On a aimé, on partage !
Née en 1988, Marion Fayolle grandit dans l’Ardèche, puis étudie l’illustration à l’École supérieure des arts décoratifs de Strasbourg. En tant que dessinatrice de presse, elle collabore avec plusieurs revues prestigieuses (Le Monde Magazine, XXI, Télérama, The New Yorker, The New York Times…). À partir de 2012, elle devient scénariste et dessinatrice de romans graphiques publiés par les éditions Magnani. Traitant de sujets liés aux rapports humains (deuil, relations amoureuses, couple, parentalité…), ses albums, souvent de grand format, sont reconnaissables à leur dessin simple aux couleurs pastel, et à leur ambiance poétique et décalée. En 2018, Les Amours suspendues obtient le Prix spécial du jury du Festival d’Angoulême. Le premier roman de Marion Fayolle, Du même bois, paraît en janvier 2024 dans la collection Blanche des éditions Gallimard, il faisait partie de la première sélection du Prix des Libraires 2024.
Du même bois
Marion Fayolle
Gallimard, 2024
Une ferme en Ardèche
C’est à travers le regard de « la gamine », qui grandit dans la ferme de ses grands-parents en Ardèche, que l’auteur décide de nous raconter l’univers de son enfance et de son adolescence, celui d’une famille modeste en milieu rural. La mémé qui regarde avec tendresse ses albums de photos, le pépé, usé par les travaux agricoles, le frère du pépé, un peu attardé et alcoolique, qui s’éprend d’une poule faisane, la mère, gênée par sa ressemblance avec sa propre mère, l’orphelin, qui remplace le fils que les grands-parents n’ont jamais eu.
Le règne animal
Dans la chambre des parents, il y a une porte qui donne sur l’étable, ce qui leur permet d’entendre si les vaches ont un comportement anormal. Du fait de cette grande proximité, les animaux et les humains déteignent les uns sur les autres. Par moments, on ne sait plus si l’auteur parle d’un humain ou d’un animal, comme dans cette scène où elle passe sans transition du récit d’un vêlage au récit d’un accouchement. La vie des habitants de la ferme est entièrement réglée sur le rythme de vie des vaches : leurs heures de repas, la saison où on les met au pâturage… « Le pépé répète souvent que le jour où il n’y aura plus de bêtes, ça ne sera plus vivable. »

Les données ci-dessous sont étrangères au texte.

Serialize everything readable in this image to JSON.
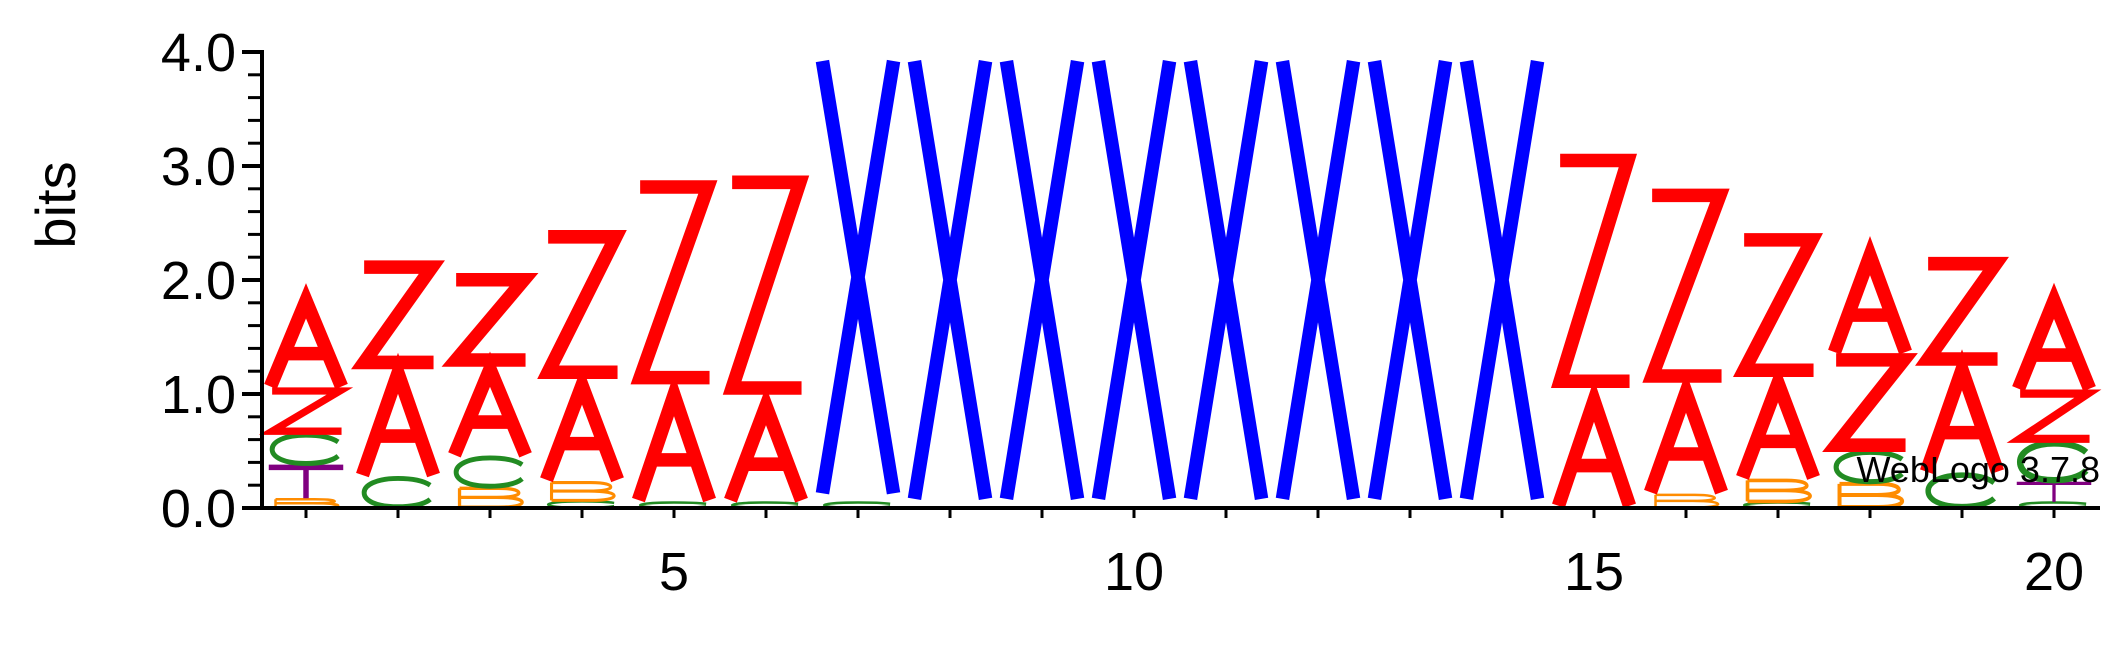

Une déclaration d’amour au monde rural
Grande est l’importance du paysage dans ce récit de l’enfance et de l’adolescence de l’autrice. Marion Fayolle dit qu’elle a décidé d’en faire un roman parce qu’elle n’arrivait pas à dessiner les paysages (c’est vrai qu’il y en a peu dans ses romans graphiques). Elle rend ici hommage à ce monde de taiseux, de travailleurs acharnés qui vivent sans jamais prendre de vacances, entièrement dévoués à leur besogne. En quinze courts chapitres, Marion Fayolle dresse un tableau sincère et poétique de ces personnages tous faits « du même bois ».
Les Amours suspendues
Marion Fayolle
Magnani, 2017
Jeu de séduction
Un homme marié ne peut s’empêcher de vivre des histoires avec d’autres femmes, mais, pour ne pas tromper la sienne, il met fin à ces aventures dès qu’elles deviennent sérieuses. C’est comme s’il figeait ses sentiments au moment où l’attirance est à son comble, se protégeant ainsi d’une éventuelle déception, et gardant intact le réconfort que lui apportent ces histoires d’amour platoniques. Il conserve précieusement ces « amours suspendues » dans une chambre secrète de sa mémoire, où il se réfugie quand il est triste.
Une comédie musicale dessinée
Pour donner une dimension supplémentaire à son roman graphique, l’autrice a choisi d’y intégrer des chansons et de dessiner les personnages en train de chanter et danser, en faisant ainsi la première comédie musicale dessinée au monde. « Sans la musique, c’était un gros défi ! J’ai hésité à prendre des chansons existantes, mais comme j’aime la difficulté, je me suis lancée. »
Un dessin reconnaissable entre mille
Que ce soit dans L’Homme en Pièce (Michel Lagarde), La Tendresse des pierres (Magnani), Les Faux pas (Magnani), ou encore La Maison nue (qui faisait partie de la sélection du Festival d’Angoulême en 2023), Marion Fayolle fait preuve d’une simplicité et une authenticité touchantes, montrant à la fois les failles des personnages, mais aussi leurs rêves, leurs échecs et leurs espoirs. Elle s’accorde une grande liberté dans ses dessins, qui glissent parfois insensiblement du figuratif au surréaliste, et n’hésite pas à s’amuser avec les corps de ses personnages en les transformant, en les déstructurant, et même parfois en les agglomérant, comme s’ils étaient des marionnettes sous son crayon.